Dear Liz: My husband works for the government and will be receiving a pension when he retires. Am I still supposed to save the recommended amount for retirement from my income or can that amount be reduced since we know we have the pension? We are starting a family and could use any extra money we can get right now.

Answer: If your husband is just a few years away from collecting that pension, counting on it to be there is reasonable. Since you’re just starting a family, though, it’s much more likely that retirement is decades away, and a lot can happen in that time.

Your husband could be laid off or fired, or he could quit. Even if he sticks it out, the government could change the way his pension is accrued to make it less generous. (The rising cost of public employee pensions concerns many lawmakers and taxpayers.) Even if he gets what he expects, his pension may not be enough to support the two of you in old age.
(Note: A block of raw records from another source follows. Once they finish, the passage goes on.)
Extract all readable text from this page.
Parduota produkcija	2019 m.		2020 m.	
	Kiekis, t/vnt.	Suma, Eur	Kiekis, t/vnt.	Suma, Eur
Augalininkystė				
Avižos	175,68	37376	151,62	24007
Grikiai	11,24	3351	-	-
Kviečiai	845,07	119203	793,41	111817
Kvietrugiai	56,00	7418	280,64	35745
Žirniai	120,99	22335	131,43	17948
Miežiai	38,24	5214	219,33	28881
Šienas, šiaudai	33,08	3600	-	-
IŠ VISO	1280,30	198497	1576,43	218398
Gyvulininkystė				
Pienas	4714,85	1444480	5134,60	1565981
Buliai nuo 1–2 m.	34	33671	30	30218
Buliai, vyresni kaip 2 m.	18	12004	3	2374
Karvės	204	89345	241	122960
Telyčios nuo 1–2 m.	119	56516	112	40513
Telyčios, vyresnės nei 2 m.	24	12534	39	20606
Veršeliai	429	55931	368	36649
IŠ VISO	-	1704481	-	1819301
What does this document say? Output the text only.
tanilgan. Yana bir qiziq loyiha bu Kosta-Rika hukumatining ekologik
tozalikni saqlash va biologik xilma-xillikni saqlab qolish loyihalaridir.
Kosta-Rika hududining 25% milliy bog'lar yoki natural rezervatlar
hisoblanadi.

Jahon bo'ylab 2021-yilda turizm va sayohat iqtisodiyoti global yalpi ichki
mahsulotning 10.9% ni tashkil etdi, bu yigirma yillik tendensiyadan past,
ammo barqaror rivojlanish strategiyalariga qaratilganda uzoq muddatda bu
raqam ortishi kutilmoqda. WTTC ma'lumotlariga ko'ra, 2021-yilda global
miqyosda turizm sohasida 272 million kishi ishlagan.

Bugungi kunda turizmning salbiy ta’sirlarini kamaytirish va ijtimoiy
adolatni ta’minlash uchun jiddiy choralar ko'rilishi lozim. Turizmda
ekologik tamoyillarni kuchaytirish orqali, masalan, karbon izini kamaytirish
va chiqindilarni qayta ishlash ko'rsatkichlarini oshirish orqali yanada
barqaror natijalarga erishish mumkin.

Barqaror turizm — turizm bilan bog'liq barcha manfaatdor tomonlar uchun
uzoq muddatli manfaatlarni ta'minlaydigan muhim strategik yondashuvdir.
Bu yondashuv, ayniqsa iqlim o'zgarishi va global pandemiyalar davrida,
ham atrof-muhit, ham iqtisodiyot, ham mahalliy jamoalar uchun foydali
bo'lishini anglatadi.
So yes, you should be saving for retirement. A cautious person would save as if no pension existed. Someone who’s comfortable with risk might simply aim to fill the gap between the expected pension and future living costs. Others might find a comfortable saving rate between those two points. You can use AARP’s retirement calculator to help you create a plan that allows you to take care of your family today without depriving yourselves in the future.

Comments

  1. Continue saving as if no pension is expected. Find ways to make ends meet during the course of your careers as if that returement money didn’t exist. You’ll be surprised by what you can achieve with grit and determination!

  2. I wonder if this person has looked into how much they should expect to get. I work for the federal government and the pension is not very large anymore. Of course it depends on how much you make while working and how many years you worked for the government, but I will consider it to be a supplement–no way will it be anywhere near enough to live on.